While plant-based brands have been the primary target of the dairy industry’s campaign to promote milk consumption in the U.S., innovative dairy brands have not been excluded from the controversy. Earlier this year, the a2 Milk Co. found itself as the latest victim of backlash from the National Dairy Council, which claimed the brand’s A1 protein-free milk has “no nutrition or health benefits beyond regular milk,” according to a company statement. “What is it going to take to get the American dairy industry to embrace disruptive natural innovations like a2 Milk that can help reverse the decline in dairy consumption and make a meaningful difference to peoples’ lives?” said Blake Waltrip, U.S. CEO of the Australia-based brand.
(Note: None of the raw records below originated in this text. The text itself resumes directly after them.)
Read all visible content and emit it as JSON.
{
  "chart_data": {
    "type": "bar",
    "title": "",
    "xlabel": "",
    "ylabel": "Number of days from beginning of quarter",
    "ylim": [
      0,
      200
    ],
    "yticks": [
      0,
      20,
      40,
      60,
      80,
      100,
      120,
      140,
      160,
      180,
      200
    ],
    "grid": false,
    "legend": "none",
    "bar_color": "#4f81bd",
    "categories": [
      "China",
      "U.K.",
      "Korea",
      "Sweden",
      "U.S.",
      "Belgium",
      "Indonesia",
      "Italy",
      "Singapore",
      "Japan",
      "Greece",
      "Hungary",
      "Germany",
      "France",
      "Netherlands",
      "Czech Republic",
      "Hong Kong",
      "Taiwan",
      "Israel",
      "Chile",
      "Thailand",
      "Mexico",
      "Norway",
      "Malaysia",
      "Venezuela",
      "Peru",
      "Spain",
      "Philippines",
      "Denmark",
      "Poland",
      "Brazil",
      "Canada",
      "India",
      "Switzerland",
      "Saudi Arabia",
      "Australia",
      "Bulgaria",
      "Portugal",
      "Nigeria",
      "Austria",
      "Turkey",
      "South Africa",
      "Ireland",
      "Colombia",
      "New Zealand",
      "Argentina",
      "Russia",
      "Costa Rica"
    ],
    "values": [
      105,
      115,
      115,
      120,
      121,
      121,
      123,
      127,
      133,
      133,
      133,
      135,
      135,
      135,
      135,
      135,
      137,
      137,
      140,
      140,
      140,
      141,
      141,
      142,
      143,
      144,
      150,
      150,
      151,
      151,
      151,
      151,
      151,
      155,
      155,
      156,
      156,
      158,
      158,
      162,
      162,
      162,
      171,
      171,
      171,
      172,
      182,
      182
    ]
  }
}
Founded in 2000, a2 Milk is a dairy product derived from cows that naturally produce milk with only the A2 protein type vs. conventional cow’s milk, which contains a combination of A1 and A2 beta casein protein types. Research has found that proteins in milk affect some consumers’ health differently, and that a2 Milk is easier on human digestion compared to conventional milk, according to the company.  

Consumer demand for plant-based milk alternatives can in part be attributed by dietary restrictions; an estimated one in four Americans struggle with digesting conventional dairy milk. But a2 Milk provides an alternative for these consumers while still supporting the dairy industry. The company has distribution in more than 3,600 stores across the U.S., including Wegmans, Stop & Shop, Whole Foods Market, Sprouts and Safeway.